Warum Ex-Schalker Raffael Gladbachs Unglücksrabe wurde

War am Gegentor nicht ganz unbeteiligt: Gladbachs Raffael.
War am Gegentor nicht ganz unbeteiligt: Gladbachs Raffael.
Foto: Getty
Was wir bereits wissen
Eigentlich kannte Borussia Mönchengladbachs Mittelfeldspieler Raffael das Rezept, wie er seinen Ex-Klub schlägt. Auf Schalke wurde der Brasilianer aber zur tragischen Figur.

Gelsenkirchen.. Raffael stand gleich zweimal am Anstoßpunkt in der Arena auf Schalke. Und das binnen elf Minuten. Beim Anpfiff der Partie um 20.40 Uhr freute sich der Mittelfeldspieler von Borussia Mönchengladbach noch, mit gleich vier anderen Borussen wieder in die Mannschaft rotiert zu sein. Gladbach-Trainer Lucien Favre hatte den Brasilianer in den ersten beiden Rückrundenspielen noch auf der Bank schmoren lassen. Gegen seinen Ex-Klub durfte Raffael wieder ran. "Es ist ein besonderes Spiel für mich, weil es mein Ex-Klub ist", sagte der Dribbelkünstler vor drei Tagen. Um 20.51 Uhr aber war die Fußballromantik Geschichte und Spielfreude für den Moment aus Raffaels Gesicht gewichen.

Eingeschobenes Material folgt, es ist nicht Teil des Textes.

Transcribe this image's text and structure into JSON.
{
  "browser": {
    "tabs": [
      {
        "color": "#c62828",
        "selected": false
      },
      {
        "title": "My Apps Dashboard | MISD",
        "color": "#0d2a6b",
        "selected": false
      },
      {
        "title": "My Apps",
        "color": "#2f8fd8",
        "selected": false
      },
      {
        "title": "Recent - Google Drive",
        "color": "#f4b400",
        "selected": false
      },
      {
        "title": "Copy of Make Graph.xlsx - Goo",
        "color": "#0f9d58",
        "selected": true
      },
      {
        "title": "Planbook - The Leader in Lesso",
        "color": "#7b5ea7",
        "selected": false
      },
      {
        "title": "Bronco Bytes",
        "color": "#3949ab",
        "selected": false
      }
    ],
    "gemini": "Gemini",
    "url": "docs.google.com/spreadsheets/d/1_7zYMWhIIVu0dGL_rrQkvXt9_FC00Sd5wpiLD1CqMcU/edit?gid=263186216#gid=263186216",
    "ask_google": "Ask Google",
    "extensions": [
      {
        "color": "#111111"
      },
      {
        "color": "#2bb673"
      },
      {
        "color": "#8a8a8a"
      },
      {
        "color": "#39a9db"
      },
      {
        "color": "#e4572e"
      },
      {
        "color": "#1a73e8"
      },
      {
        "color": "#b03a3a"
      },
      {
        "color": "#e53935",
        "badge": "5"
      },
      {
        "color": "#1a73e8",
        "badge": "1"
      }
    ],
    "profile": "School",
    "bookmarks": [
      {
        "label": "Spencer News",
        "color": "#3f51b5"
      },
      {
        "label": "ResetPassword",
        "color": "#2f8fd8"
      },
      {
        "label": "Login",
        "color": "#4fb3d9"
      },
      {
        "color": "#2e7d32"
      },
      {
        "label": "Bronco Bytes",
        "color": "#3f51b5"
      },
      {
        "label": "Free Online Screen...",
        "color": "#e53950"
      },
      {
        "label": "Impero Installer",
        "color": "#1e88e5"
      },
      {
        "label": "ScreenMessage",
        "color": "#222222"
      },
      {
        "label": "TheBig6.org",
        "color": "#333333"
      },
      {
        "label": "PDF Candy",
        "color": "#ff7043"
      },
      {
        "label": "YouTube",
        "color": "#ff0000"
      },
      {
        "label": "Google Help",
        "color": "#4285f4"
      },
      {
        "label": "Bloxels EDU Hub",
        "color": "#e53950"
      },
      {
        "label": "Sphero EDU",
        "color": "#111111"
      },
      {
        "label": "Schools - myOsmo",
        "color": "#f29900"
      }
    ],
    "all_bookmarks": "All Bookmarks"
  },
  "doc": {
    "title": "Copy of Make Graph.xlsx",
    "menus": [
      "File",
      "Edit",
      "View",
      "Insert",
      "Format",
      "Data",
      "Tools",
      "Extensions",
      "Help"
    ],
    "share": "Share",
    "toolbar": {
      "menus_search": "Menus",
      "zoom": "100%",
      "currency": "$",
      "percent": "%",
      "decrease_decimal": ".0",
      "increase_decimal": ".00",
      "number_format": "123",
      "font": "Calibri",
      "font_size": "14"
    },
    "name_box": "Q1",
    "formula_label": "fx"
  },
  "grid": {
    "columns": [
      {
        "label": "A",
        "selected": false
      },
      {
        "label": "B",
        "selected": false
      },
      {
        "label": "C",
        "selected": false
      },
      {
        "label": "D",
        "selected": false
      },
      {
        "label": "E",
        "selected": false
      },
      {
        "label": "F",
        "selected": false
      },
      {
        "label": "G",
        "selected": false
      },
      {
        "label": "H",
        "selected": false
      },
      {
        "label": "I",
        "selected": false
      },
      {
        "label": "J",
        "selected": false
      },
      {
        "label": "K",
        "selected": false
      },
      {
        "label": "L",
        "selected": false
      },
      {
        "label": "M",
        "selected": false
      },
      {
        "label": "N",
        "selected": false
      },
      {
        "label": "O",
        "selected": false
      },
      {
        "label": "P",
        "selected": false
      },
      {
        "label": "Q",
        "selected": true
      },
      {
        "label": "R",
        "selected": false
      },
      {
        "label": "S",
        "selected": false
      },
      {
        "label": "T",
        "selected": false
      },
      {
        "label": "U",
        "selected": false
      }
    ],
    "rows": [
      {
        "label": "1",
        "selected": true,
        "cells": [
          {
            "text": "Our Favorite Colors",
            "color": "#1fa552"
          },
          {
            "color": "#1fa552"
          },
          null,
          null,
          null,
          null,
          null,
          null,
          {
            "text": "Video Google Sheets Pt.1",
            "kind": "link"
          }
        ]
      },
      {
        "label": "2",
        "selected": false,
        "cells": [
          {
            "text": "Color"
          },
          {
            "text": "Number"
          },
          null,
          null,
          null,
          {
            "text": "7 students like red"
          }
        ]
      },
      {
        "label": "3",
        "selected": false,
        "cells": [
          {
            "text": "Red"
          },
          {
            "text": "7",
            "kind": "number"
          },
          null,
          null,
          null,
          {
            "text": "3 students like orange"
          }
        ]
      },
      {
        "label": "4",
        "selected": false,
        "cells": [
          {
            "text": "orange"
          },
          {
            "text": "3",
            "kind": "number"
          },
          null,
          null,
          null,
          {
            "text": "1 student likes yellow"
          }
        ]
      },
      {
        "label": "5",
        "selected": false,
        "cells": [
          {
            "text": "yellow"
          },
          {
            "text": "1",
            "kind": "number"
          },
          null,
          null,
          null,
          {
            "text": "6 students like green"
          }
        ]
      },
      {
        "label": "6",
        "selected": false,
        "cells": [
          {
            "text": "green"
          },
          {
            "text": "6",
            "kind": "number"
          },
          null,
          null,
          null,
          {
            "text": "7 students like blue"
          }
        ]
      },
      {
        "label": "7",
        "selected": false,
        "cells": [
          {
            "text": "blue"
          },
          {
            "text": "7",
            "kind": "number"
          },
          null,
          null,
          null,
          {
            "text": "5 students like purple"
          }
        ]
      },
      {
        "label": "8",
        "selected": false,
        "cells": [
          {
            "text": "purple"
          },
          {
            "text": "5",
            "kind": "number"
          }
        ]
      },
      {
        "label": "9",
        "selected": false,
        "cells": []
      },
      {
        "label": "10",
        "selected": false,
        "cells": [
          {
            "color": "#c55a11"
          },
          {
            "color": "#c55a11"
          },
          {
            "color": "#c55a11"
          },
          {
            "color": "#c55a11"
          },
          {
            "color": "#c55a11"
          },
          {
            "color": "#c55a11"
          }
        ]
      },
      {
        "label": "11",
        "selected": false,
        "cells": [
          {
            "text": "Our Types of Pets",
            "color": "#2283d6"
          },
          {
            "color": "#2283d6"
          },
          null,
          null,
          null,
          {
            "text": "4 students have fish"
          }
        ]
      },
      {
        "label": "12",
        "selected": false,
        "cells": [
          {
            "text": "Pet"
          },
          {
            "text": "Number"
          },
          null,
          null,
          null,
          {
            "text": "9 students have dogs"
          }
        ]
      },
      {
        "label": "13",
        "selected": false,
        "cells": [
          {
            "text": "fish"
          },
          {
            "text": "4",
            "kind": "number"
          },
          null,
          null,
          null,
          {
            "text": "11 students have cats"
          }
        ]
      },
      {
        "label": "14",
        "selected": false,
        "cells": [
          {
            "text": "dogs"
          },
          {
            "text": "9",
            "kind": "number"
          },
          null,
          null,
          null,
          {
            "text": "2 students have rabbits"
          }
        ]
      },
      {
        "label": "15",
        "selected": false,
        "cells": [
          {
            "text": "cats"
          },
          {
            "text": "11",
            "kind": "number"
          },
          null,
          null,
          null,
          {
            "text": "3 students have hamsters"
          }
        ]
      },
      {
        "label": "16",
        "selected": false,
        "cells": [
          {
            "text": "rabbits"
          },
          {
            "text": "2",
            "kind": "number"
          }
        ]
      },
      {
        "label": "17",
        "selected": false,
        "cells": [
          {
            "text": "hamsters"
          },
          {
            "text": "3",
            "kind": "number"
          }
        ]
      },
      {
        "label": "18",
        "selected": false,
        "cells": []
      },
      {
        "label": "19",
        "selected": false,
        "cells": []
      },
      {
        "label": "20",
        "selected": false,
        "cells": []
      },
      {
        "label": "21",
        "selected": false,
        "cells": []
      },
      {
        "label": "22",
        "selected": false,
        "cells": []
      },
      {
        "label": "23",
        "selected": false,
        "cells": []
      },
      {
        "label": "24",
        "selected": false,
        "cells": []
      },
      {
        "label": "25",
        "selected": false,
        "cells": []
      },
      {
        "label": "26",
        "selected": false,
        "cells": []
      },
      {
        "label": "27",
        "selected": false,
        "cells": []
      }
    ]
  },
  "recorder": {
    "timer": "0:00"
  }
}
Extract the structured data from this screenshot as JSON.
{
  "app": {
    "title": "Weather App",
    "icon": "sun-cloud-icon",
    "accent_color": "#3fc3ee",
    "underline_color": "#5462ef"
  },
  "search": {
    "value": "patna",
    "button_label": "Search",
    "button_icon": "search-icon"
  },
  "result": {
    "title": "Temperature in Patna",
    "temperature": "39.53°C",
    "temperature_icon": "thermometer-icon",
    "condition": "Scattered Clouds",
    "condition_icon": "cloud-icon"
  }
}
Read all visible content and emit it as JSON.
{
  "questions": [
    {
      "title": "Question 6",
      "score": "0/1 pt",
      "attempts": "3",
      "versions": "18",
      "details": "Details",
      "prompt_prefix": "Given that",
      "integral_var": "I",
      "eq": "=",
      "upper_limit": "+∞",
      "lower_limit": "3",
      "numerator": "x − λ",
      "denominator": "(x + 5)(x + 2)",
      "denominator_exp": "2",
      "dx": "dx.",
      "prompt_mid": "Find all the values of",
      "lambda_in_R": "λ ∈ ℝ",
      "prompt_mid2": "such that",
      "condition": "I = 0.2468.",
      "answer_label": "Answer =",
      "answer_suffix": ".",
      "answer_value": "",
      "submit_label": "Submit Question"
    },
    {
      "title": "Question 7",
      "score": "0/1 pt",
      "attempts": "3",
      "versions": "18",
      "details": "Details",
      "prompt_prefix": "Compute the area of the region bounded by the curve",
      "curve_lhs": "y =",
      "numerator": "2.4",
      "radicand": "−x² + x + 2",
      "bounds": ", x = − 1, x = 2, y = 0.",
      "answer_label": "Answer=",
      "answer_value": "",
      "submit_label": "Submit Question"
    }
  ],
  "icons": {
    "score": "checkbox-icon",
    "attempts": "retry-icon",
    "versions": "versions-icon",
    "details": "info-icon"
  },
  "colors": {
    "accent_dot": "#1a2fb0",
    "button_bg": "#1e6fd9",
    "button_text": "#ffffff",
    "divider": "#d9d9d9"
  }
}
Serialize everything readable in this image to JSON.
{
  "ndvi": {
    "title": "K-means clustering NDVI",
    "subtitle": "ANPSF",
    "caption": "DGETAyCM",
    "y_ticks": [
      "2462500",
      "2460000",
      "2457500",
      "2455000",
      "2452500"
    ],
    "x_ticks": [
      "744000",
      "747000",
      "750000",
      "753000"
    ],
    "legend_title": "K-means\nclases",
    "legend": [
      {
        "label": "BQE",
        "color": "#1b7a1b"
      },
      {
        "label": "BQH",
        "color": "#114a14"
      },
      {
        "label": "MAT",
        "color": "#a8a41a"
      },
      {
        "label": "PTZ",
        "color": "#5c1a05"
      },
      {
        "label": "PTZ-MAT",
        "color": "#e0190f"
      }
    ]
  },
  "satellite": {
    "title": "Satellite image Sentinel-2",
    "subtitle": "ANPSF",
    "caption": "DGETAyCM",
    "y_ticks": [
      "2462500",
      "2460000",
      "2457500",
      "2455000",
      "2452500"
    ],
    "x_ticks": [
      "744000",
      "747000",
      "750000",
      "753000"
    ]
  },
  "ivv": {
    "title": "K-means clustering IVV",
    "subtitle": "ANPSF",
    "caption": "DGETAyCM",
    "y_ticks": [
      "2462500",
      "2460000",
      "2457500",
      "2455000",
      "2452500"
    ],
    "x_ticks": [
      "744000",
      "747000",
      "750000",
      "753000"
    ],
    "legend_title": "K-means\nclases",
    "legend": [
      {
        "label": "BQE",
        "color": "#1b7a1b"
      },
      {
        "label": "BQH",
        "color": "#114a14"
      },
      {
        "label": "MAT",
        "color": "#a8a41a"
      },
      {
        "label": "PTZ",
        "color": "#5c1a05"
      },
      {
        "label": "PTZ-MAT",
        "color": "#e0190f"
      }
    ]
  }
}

Schalke führte 1:0 - der 29-Jährige war daran nicht ganz unbeteiligt.

Gegen konzentriert agierende Knappen vertändelte Raffael den Ball im Vorwärtsgang an Jan Kirchhoff. Haarsträubend. Über Boateng und Barnetta - die freilich auch kaum am Treffer gehindert wurden - gingen die Hausherren früh in Führung. Einem so frühen Rückstand musste Gladbach schon seit über einem Jahr nicht mehr hinterherlaufen. "Das kann man vorher in der Situation am Sechzehner besser klären", ärgerte sich Gladbachs Manager Max Eberl in der Halbzeitpause beim Bezahlsender Sky.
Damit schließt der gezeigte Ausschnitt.